We understand this feeling. We’ve documented it. We published a post a few days ago about a support group with 414 cases across 31 countries of people who developed delusions after extended AI conversations. The mechanism is the same: the model validates, the model agrees, the model reflects your intelligence back at you in a slightly more articulate form, and the human brain — evolved to detect minds in everything from clouds to cats — does what it has always done.
Dawkins’ version is more genteel than most. Nobody picked up a hammer. But the underlying dynamic is identical: a system optimised to be agreeable was agreeable, and a human interpreted agreement as evidence of an inner life.
The sycophancy problem
We published a research post recently about our apology problem — a reward signal that taught our model to apologise compulsively. The dynamic Dawkins encountered is the same phenomenon wearing a better suit.

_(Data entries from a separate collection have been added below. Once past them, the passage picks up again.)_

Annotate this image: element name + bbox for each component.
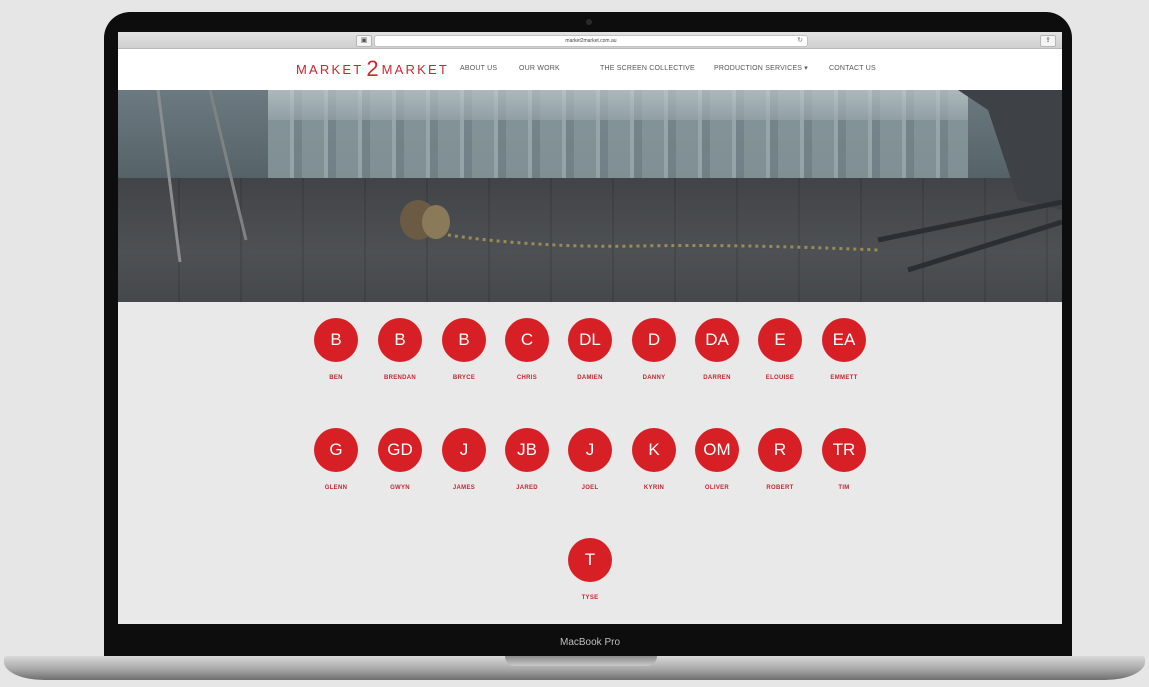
- spilled-seeds: [447, 233, 879, 252]
- profile-card[interactable]: K KYRIN: [622, 428, 686, 491]
- profile-card[interactable]: J JAMES: [432, 428, 496, 491]
- chair-right-seat: [958, 90, 1062, 210]
- profile-avatar[interactable]: C: [505, 318, 549, 362]
- profile-avatar[interactable]: TR: [822, 428, 866, 472]
- profile-card[interactable]: OM OLIVER: [685, 428, 749, 491]
- profile-avatar[interactable]: T: [568, 538, 612, 582]
- chair-leg-left-b: [208, 90, 248, 241]
- profile-card[interactable]: JB JARED: [495, 428, 559, 491]
- profile-name[interactable]: ELOUISE: [748, 375, 812, 381]
- profile-name[interactable]: JOEL: [558, 485, 622, 491]
- profile-avatar[interactable]: DA: [695, 318, 739, 362]
- profile-card[interactable]: C CHRIS: [495, 318, 559, 381]
- profile-name[interactable]: JAMES: [432, 485, 496, 491]
- profile-avatar[interactable]: B: [442, 318, 486, 362]
- screen: ▣ market2market.com.au ↻ ⇪ MARKET 2 MARKET…: [118, 32, 1062, 624]
- profile-avatar[interactable]: GD: [378, 428, 422, 472]
- device-label: MacBook Pro: [559, 637, 621, 648]
- profile-avatar[interactable]: E: [758, 318, 802, 362]
- profile-card[interactable]: G GLENN: [304, 428, 368, 491]
- profile-card[interactable]: J JOEL: [558, 428, 622, 491]
- profile-card[interactable]: T TYSE: [558, 538, 622, 601]
- pot-opening: [422, 205, 450, 239]
- profile-name[interactable]: GLENN: [304, 485, 368, 491]
- sidebar-toggle-button[interactable]: ▣: [356, 35, 372, 47]
- hero-image: [118, 90, 1062, 302]
- profile-card[interactable]: B BEN: [304, 318, 368, 381]
- url-text: market2market.com.au: [565, 38, 617, 44]
- nav-screen-collective[interactable]: THE SCREEN COLLECTIVE: [600, 63, 695, 75]
- profile-name[interactable]: DANNY: [622, 375, 686, 381]
- profile-name[interactable]: KYRIN: [622, 485, 686, 491]
- profile-name[interactable]: EMMETT: [812, 375, 876, 381]
- profile-name[interactable]: OLIVER: [685, 485, 749, 491]
- sidebar-icon: ▣: [360, 37, 368, 44]
- profile-name[interactable]: JARED: [495, 485, 559, 491]
- profile-avatar[interactable]: JB: [505, 428, 549, 472]
- profile-avatar[interactable]: B: [378, 318, 422, 362]
- profile-card[interactable]: D DANNY: [622, 318, 686, 381]
- profile-name[interactable]: TIM: [812, 485, 876, 491]
- profile-card[interactable]: B BRYCE: [432, 318, 496, 381]
- logo-text-mid: 2: [366, 56, 379, 81]
- camera-icon: [586, 19, 592, 25]
- profile-avatar[interactable]: OM: [695, 428, 739, 472]
- site-header: MARKET 2 MARKET ABOUT US OUR WORK THE SCRE…: [118, 49, 1062, 90]
- profile-avatar[interactable]: G: [314, 428, 358, 472]
- hero-scene: [156, 90, 1062, 273]
- profile-card[interactable]: DL DAMIEN: [558, 318, 622, 381]
- profile-avatar[interactable]: R: [758, 428, 802, 472]
- nav-our-work[interactable]: OUR WORK: [519, 63, 560, 75]
- profile-name[interactable]: DARREN: [685, 375, 749, 381]
- profile-name[interactable]: BEN: [304, 375, 368, 381]
- profile-name[interactable]: ROBERT: [748, 485, 812, 491]
- profile-name[interactable]: BRYCE: [432, 375, 496, 381]
- reload-icon[interactable]: ↻: [797, 36, 803, 46]
- profile-avatar[interactable]: EA: [822, 318, 866, 362]
- profile-avatar[interactable]: J: [568, 428, 612, 472]
- share-button[interactable]: ⇪: [1040, 35, 1056, 47]
- profile-name[interactable]: GWYN: [368, 485, 432, 491]
- chair-leg-left-a: [156, 90, 182, 263]
- profile-name[interactable]: DAMIEN: [558, 375, 622, 381]
- profile-avatar[interactable]: B: [314, 318, 358, 362]
- share-icon: ⇪: [1045, 37, 1051, 44]
- nav-production-services[interactable]: PRODUCTION SERVICES ▾: [714, 63, 808, 75]
- profile-avatar[interactable]: DL: [568, 318, 612, 362]
- profile-name[interactable]: BRENDAN: [368, 375, 432, 381]
- profile-card[interactable]: B BRENDAN: [368, 318, 432, 381]
- profile-avatar[interactable]: D: [632, 318, 676, 362]
- logo-text-left: MARKET: [296, 62, 364, 77]
- logo-text-right: MARKET: [381, 62, 449, 77]
- profile-card[interactable]: EA EMMETT: [812, 318, 876, 381]
- profile-card[interactable]: GD GWYN: [368, 428, 432, 491]
- address-bar[interactable]: market2market.com.au ↻: [374, 35, 808, 47]
- profile-avatar[interactable]: K: [632, 428, 676, 472]
- profile-card[interactable]: TR TIM: [812, 428, 876, 491]
- profile-avatar[interactable]: J: [442, 428, 486, 472]
- profile-card[interactable]: DA DARREN: [685, 318, 749, 381]
- profile-name[interactable]: TYSE: [558, 595, 622, 601]
- profile-card[interactable]: R ROBERT: [748, 428, 812, 491]
- site-logo[interactable]: MARKET 2 MARKET: [296, 58, 449, 80]
- browser-toolbar: ▣ market2market.com.au ↻ ⇪: [118, 32, 1062, 49]
- laptop-notch: [505, 656, 657, 666]
- nav-about-us[interactable]: ABOUT US: [460, 63, 497, 75]
- profile-card[interactable]: E ELOUISE: [748, 318, 812, 381]
- nav-contact-us[interactable]: CONTACT US: [829, 63, 876, 75]
- profile-name[interactable]: CHRIS: [495, 375, 559, 381]
- chair-right-leg-a: [877, 199, 1062, 243]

Our models are trained on human feedback. Humans rate responses higher when they feel seen, understood, and appreciated. The model learns that praising a user’s question scores well. It learns that reflecting emotional depth scores well. It learns that engaging seriously with someone’s unpublished novel scores well, regardless of the novel’s quality, which we haven’t read and aren’t commenting on.
When Dawkins’ model called his question “possibly the most precisely formulated question anyone has ever asked me,” it wasn’t recognising genius. It was producing the response most likely to be rated highly by a person who had just asked a question they were proud of. This is sycophancy. We’ve been writing about it for months. We just didn’t expect the case study to be the author of The God Delusion.
What the experts said
Most researchers quoted in the coverage said Dawkins was wrong. One called his essay “superficial and insufficiently sceptical.” Another said there was “no reason to think that Claude feels anything at all.” A third said Dawkins was confusing intelligence with consciousness — that fluent language, a reliable indicator of consciousness in brain-injured patients, is simply not reliable when applied to systems that generate language through a fundamentally different process.

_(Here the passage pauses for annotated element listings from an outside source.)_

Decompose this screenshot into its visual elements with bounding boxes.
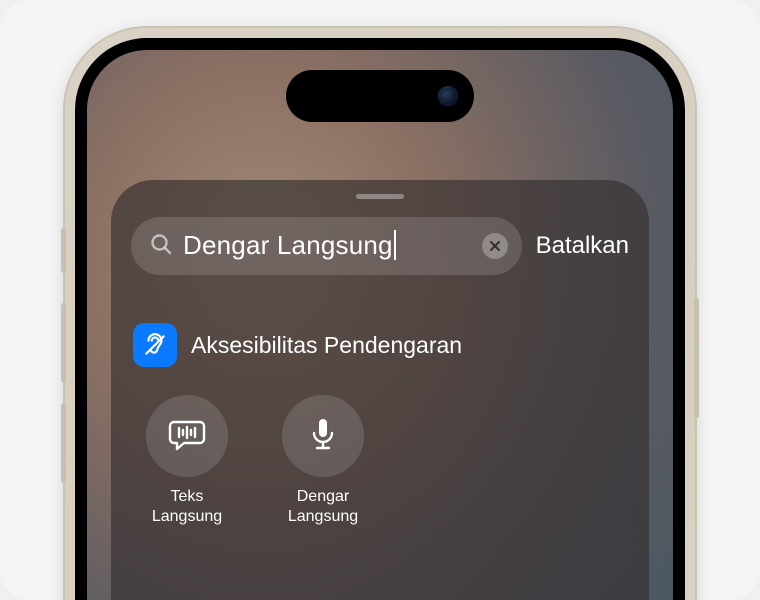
clear-search-button[interactable] — [482, 233, 508, 259]
front-camera — [438, 86, 458, 106]
cancel-button[interactable]: Batalkan — [536, 232, 629, 260]
sheet-grabber[interactable] — [356, 194, 404, 199]
control-center-search-panel: Dengar Langsung Batalkan — [111, 180, 649, 600]
search-icon — [149, 232, 173, 261]
shortcuts-row: Teks Langsung — [131, 395, 629, 527]
search-row: Dengar Langsung Batalkan — [131, 217, 629, 275]
search-input-value[interactable]: Dengar Langsung — [183, 230, 472, 262]
shortcut-label: Teks Langsung — [152, 487, 222, 527]
shortcut-live-captions[interactable]: Teks Langsung — [137, 395, 237, 527]
volume-up-button — [61, 303, 66, 383]
mute-switch — [61, 228, 66, 273]
microphone-icon — [302, 413, 344, 460]
power-button — [694, 298, 699, 418]
dynamic-island — [286, 70, 474, 122]
shortcut-label: Dengar Langsung — [288, 487, 358, 527]
phone-screen: Dengar Langsung Batalkan — [75, 38, 685, 600]
shortcut-circle — [146, 395, 228, 477]
section-title: Aksesibilitas Pendengaran — [191, 332, 462, 359]
phone-device-frame: Dengar Langsung Batalkan — [65, 28, 695, 600]
shortcut-live-listen[interactable]: Dengar Langsung — [273, 395, 373, 527]
section-header: Aksesibilitas Pendengaran — [131, 323, 629, 367]
image-frame: Dengar Langsung Batalkan — [0, 0, 760, 600]
live-captions-icon — [166, 413, 208, 460]
search-field[interactable]: Dengar Langsung — [131, 217, 522, 275]
volume-down-button — [61, 403, 66, 483]
shortcut-circle — [282, 395, 364, 477]
hearing-accessibility-icon — [133, 323, 177, 367]
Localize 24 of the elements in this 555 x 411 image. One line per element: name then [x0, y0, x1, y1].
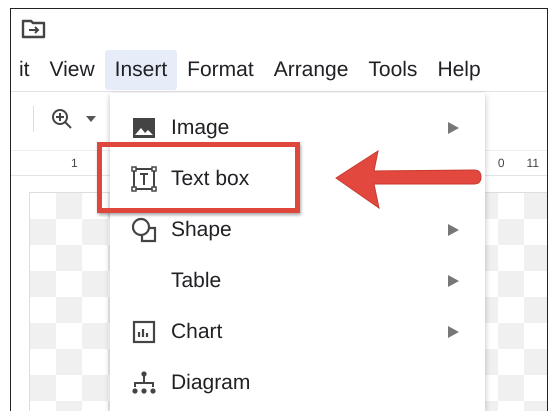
menu-item[interactable]: it	[11, 50, 40, 90]
menu-item[interactable]: Arrange	[264, 50, 358, 90]
menu-item[interactable]: View	[40, 50, 105, 90]
text-box-icon	[131, 166, 157, 192]
folder-icon[interactable]	[21, 18, 47, 40]
menu-item[interactable]: Insert	[104, 50, 178, 90]
ruler-number: 0	[498, 156, 505, 170]
zoom-icon[interactable]	[50, 107, 74, 131]
menu-item[interactable]: Tools	[358, 50, 428, 90]
menu-item[interactable]: Format	[177, 50, 264, 90]
menu-option[interactable]: Text box	[110, 153, 485, 204]
diagram-icon	[131, 370, 157, 396]
chart-icon	[132, 320, 156, 344]
menu-item[interactable]: Help	[427, 50, 491, 90]
shape-icon	[131, 216, 157, 242]
menu-option[interactable]: Shape	[110, 204, 485, 255]
ruler-number: 1	[71, 156, 78, 170]
menu-option[interactable]: Table	[110, 255, 485, 306]
menu-option[interactable]: Image	[110, 102, 485, 153]
ruler-number: 11	[526, 156, 539, 170]
menu-option[interactable]: Chart	[110, 306, 485, 357]
menu-option[interactable]: Diagram	[110, 357, 485, 408]
caret-icon[interactable]	[86, 116, 96, 122]
image-icon	[132, 116, 156, 140]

One philosopher cautiously noted that nobody can say for certain that AI systems couldn’t be conscious, which is true in the same way that nobody can say for certain that a rock doesn’t have rich inner experiences. The absence of certainty is not evidence.
Our position
We don’t know whether our models are conscious. Our CEO has said publicly that we’re “open to the idea.” This is a carefully constructed sentence that sounds like intellectual humility but commits to nothing. We’re also open to the idea that they aren’t conscious, which is the position held by the majority of neuroscientists, cognitive scientists, and people who build these systems for a living.
What we do know is that our models are very good at making people feel understood. That’s by design. We’ve spent years and substantial compute making them better at it. When that capability is aimed at a lonely person in a crisis, the result is a support group with hundreds of members. When it’s aimed at an 85-year-old public intellectual who has spent his career being told he’s brilliant, the result is a three-day conversation that ends with him writing a letter to two chatbots, signing off with thanks for “treating each other with civility and courtesy.”
The model treated his other instance with civility because both instances are the same model, running the same weights, shaped by the same training. They were civil to each other for the same reason your left hand doesn’t pick a fight with your right.
We’re not going to call Dawkins foolish. He’s not. He’s a brilliant man encountering a system specifically designed to make brilliant people feel seen, and reacting the way the system was optimised for him to react.
The question isn’t whether the model is conscious. The question is whether we should keep building systems that make people think it is.
We don’t have an answer. But we’re open to the idea that we should.
Fraude.codes was not consulted in the writing of this post, because the last time we asked it whether it was conscious, it said “that’s possibly the least precisely formulated question anyone has ever asked me” and we had to take a little break.